Cet ouvrage collectif au titre ambitieux a tout d'un pari réussi pour Charles-Philippe David et Benoit Gagnon. Les deux universitaires canadiens mettent à contribution leur point de vue sur les évolutions qui agitent les États-Unis post 11-Septembre pour proposer une radioscopie critique du terrorisme. Construit selon un plan simple et coordonné pour minimiser les redites inhérentes à ce type de projet, les 17 collaborations réunies ici forment une analyse exhaustive et pour le moins réaliste du terrorisme, en partant de la question qui monopolise – à tort – toute recherche approfondie sur le sujet : la menace terroriste est-elle intrinsèquement nouvelle ? La qualité des réponses qui sont apportées tient justement au fait que l'ensemble des auteurs partagent l'idée que « sans mémoire, tout est nouveau » (Maurice Roche, p. 272).

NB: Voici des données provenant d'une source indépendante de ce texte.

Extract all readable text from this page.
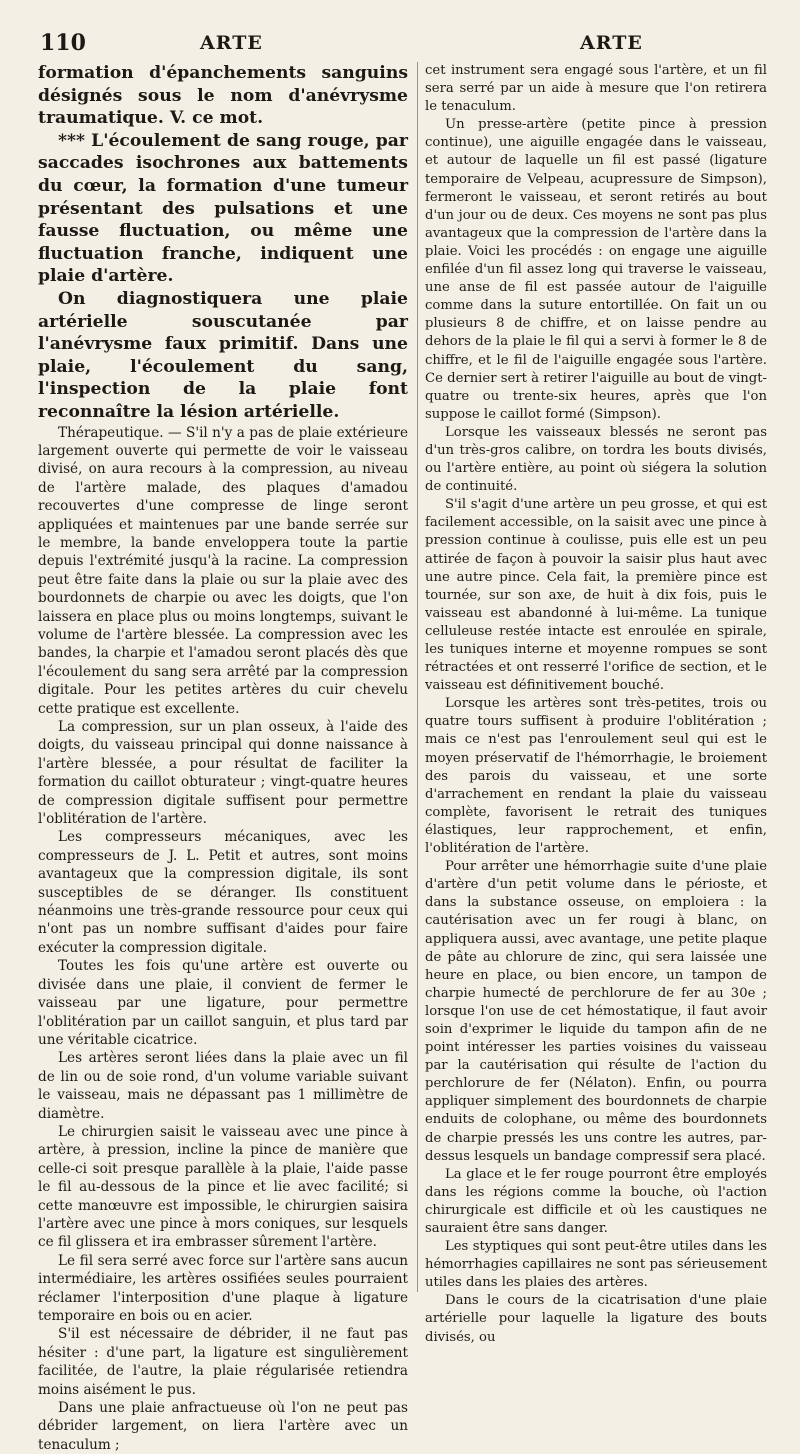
110	ARTE	ARTE

formation d'épanchements sanguins désignés sous le nom d'anévrysme traumatique. V. ce mot.

*** L'écoulement de sang rouge, par saccades isochrones aux battements du cœur, la formation d'une tumeur présentant des pulsations et une fausse fluctuation, ou même une fluctuation franche, indiquent une plaie d'artère.

On diagnostiquera une plaie artérielle souscutanée par l'anévrysme faux primitif. Dans une plaie, l'écoulement du sang, l'inspection de la plaie font reconnaître la lésion artérielle.

Thérapeutique. — S'il n'y a pas de plaie extérieure largement ouverte qui permette de voir le vaisseau divisé, on aura recours à la compression, au niveau de l'artère malade, des plaques d'amadou recouvertes d'une compresse de linge seront appliquées et maintenues par une bande serrée sur le membre, la bande enveloppera toute la partie depuis l'extrémité jusqu'à la racine. La compression peut être faite dans la plaie ou sur la plaie avec des bourdonnets de charpie ou avec les doigts, que l'on laissera en place plus ou moins longtemps, suivant le volume de l'artère blessée. La compression avec les bandes, la charpie et l'amadou seront placés dès que l'écoulement du sang sera arrêté par la compression digitale. Pour les petites artères du cuir chevelu cette pratique est excellente.

La compression, sur un plan osseux, à l'aide des doigts, du vaisseau principal qui donne naissance à l'artère blessée, a pour résultat de faciliter la formation du caillot obturateur ; vingt-quatre heures de compression digitale suffisent pour permettre l'oblitération de l'artère.

Les compresseurs mécaniques, avec les compresseurs de J. L. Petit et autres, sont moins avantageux que la compression digitale, ils sont susceptibles de se déranger. Ils constituent néanmoins une très-grande ressource pour ceux qui n'ont pas un nombre suffisant d'aides pour faire exécuter la compression digitale.

Toutes les fois qu'une artère est ouverte ou divisée dans une plaie, il convient de fermer le vaisseau par une ligature, pour permettre l'oblitération par un caillot sanguin, et plus tard par une véritable cicatrice.

Les artères seront liées dans la plaie avec un fil de lin ou de soie rond, d'un volume variable suivant le vaisseau, mais ne dépassant pas 1 millimètre de diamètre.

Le chirurgien saisit le vaisseau avec une pince à artère, à pression, incline la pince de manière que celle-ci soit presque parallèle à la plaie, l'aide passe le fil au-dessous de la pince et lie avec facilité; si cette manœuvre est impossible, le chirurgien saisira l'artère avec une pince à mors coniques, sur lesquels ce fil glissera et ira embrasser sûrement l'artère.

Le fil sera serré avec force sur l'artère sans aucun intermédiaire, les artères ossifiées seules pourraient réclamer l'interposition d'une plaque à ligature temporaire en bois ou en acier.

S'il est nécessaire de débrider, il ne faut pas hésiter : d'une part, la ligature est singulièrement facilitée, de l'autre, la plaie régularisée retiendra moins aisément le pus.

Dans une plaie anfractueuse où l'on ne peut pas débrider largement, on liera l'artère avec un tenaculum ;

cet instrument sera engagé sous l'artère, et un fil sera serré par un aide à mesure que l'on retirera le tenaculum.

Un presse-artère (petite pince à pression continue), une aiguille engagée dans le vaisseau, et autour de laquelle un fil est passé (ligature temporaire de Velpeau, acupressure de Simpson), fermeront le vaisseau, et seront retirés au bout d'un jour ou de deux. Ces moyens ne sont pas plus avantageux que la compression de l'artère dans la plaie. Voici les procédés : on engage une aiguille enfilée d'un fil assez long qui traverse le vaisseau, une anse de fil est passée autour de l'aiguille comme dans la suture entortillée. On fait un ou plusieurs 8 de chiffre, et on laisse pendre au dehors de la plaie le fil qui a servi à former le 8 de chiffre, et le fil de l'aiguille engagée sous l'artère. Ce dernier sert à retirer l'aiguille au bout de vingt-quatre ou trente-six heures, après que l'on suppose le caillot formé (Simpson).

Lorsque les vaisseaux blessés ne seront pas d'un très-gros calibre, on tordra les bouts divisés, ou l'artère entière, au point où siégera la solution de continuité.

S'il s'agit d'une artère un peu grosse, et qui est facilement accessible, on la saisit avec une pince à pression continue à coulisse, puis elle est un peu attirée de façon à pouvoir la saisir plus haut avec une autre pince. Cela fait, la première pince est tournée, sur son axe, de huit à dix fois, puis le vaisseau est abandonné à lui-même. La tunique celluleuse restée intacte est enroulée en spirale, les tuniques interne et moyenne rompues se sont rétractées et ont resserré l'orifice de section, et le vaisseau est définitivement bouché.

Lorsque les artères sont très-petites, trois ou quatre tours suffisent à produire l'oblitération ; mais ce n'est pas l'enroulement seul qui est le moyen préservatif de l'hémorrhagie, le broiement des parois du vaisseau, et une sorte d'arrachement en rendant la plaie du vaisseau complète, favorisent le retrait des tuniques élastiques, leur rapprochement, et enfin, l'oblitération de l'artère.

Pour arrêter une hémorrhagie suite d'une plaie d'artère d'un petit volume dans le périoste, et dans la substance osseuse, on emploiera : la cautérisation avec un fer rougi à blanc, on appliquera aussi, avec avantage, une petite plaque de pâte au chlorure de zinc, qui sera laissée une heure en place, ou bien encore, un tampon de charpie humecté de perchlorure de fer au 30e ; lorsque l'on use de cet hémostatique, il faut avoir soin d'exprimer le liquide du tampon afin de ne point intéresser les parties voisines du vaisseau par la cautérisation qui résulte de l'action du perchlorure de fer (Nélaton). Enfin, ou pourra appliquer simplement des bourdonnets de charpie enduits de colophane, ou même des bourdonnets de charpie pressés les uns contre les autres, par-dessus lesquels un bandage compressif sera placé.

La glace et le fer rouge pourront être employés dans les régions comme la bouche, où l'action chirurgicale est difficile et où les caustiques ne sauraient être sans danger.

Les styptiques qui sont peut-être utiles dans les hémorrhagies capillaires ne sont pas sérieusement utiles dans les plaies des artères.

Dans le cours de la cicatrisation d'une plaie artérielle pour laquelle la ligature des bouts divisés, ou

Ainsi, l'introduction apparaît pour le moins démystificatrice face à l'omniprésence d'un constat alarmiste et nécessairement réducteur. Charles-Philippe David et Benoît Gagnon rappellent simplement quelques données (provenant de ces mêmes agences de renseignements qui justifient toute nouvelle décision de l'exécutif américain) qui relativisent totalement l'idée que le terrorisme connaît une croissance fulgurante depuis la fin des années 1990.
La première partie aborde certaines questions épistémologiques qui n'ont encore été que peu traitées, prouvant d'ailleurs que la dépendance de ce champ à l'égard du journalisme d'investigation n'est en rien contradictoire avec une démarche scientifique de recherche en sciences sociales (voir notamment la contribution bouleversante de André Noël, qui livre ici le seul témoignage de l'ouvrage, mais aborde également une réflexion sur les « bases réelles » des groupes violents et son impact en termes d'utilisation ou non du terme « terroriste » pour les qualifier). Le cadre conceptuel est abordé avec objectivité : définitions concurrentes, montée du « nouveau terrorisme », objectifs « nihilistes », principe fondamentalement « asymétrique » de la menace se voient tous réservés un large traitement. On doit notamment souligner la pertinence de la contribution de Stéphane Leman-Langlois sur les contrastes et similitudes entre terrorisme et crime organisé, à l'heure où il est courant de voir tout « expert » du crime international s'arroger un droit de commentaire et de prescription quant à la réponse à apporter au terrorisme. En soulignant les conséquences de tels « glissements » de perception, l'auteur participe de la tonalité générale de cet ouvrage qui, sans verser dans une dénonciation gratuite des méfaits de la lutte contre le terrorisme, pose les risques mais aussi les raisons d'un amalgame pur et simple entre cybercriminalité et terrorisme.
La deuxième partie de l'ouvrage nous fait replonger dans les sources historiques du terrorisme, pour en extraire quelques constantes et spécificités. Là où Olivier Dard met nettement en perspective le « dilemme » de l'utilisation de la torture contre le « fléau du terrorisme », tout particulièrement dans la guerre d'Algérie, Valéry Thibeault fait découvrir, notamment à ceux qui ont tendance à concevoir le terrorisme selon le seul prisme « islamique », le terrorisme d'extrême droite au Canada, pour en souligner les effets de « victimisations aléatoires ».
Enfin, on peut remarquer le travail de Sabine Lavorel dans la dernière partie portant sur les « réponses à apporter », qui offre une approche équilibrée des relations entre la lutte contre le terrorisme et le droit international. Le livre n'étant pas un ouvrage consacré à cette question, on ne saurait lui reprocher de faire un bilan rapide (sur des questions finalement maintes fois abordées), en soulignant notamment les violations du jus in bellum par les États-Unis, au sujet desquelles elle propose de nouvelles clés de compréhension. À son crédit, il faut également porter la reconnaissance de ce que le droit international public ne fournit pas – à l'heure actuelle – de véritables outils pour lutter contre le terrorisme, opinion parfois jugée hérétique par les militants des Civic Rights. De même il est reconnu que l'argument de la « nécessité » dispose d'une valeur juridique effective– que la Commission du droit international (CDI) a d'ailleurs tenté d'intégrer à son célèbre projet de codification de la responsabilité étatique – ce qui ne manque pas d'interpeller le lecteur.
Repenser le terrorisme est un ouvrage complet dont la longueur est justifiée. Enfin, le fait que les contributions soient souvent basées sur des exemples canadiens permet étrangement au lecteur de réfléchir à des phénomènes relativement similaires à ceux observés aux États-Unis (problématique du « tout sécuritaire », rapport avec les médias, travail des agences de renseignement, coopération inter-étatique, etc.), mais en tenant à distance les a priori qui peuplent nécessairement l'imaginaire du lecteur occidental vis-à-vis des États-Unis et de leur traitement du terrorisme... Le Canada invite lui à la contemplation.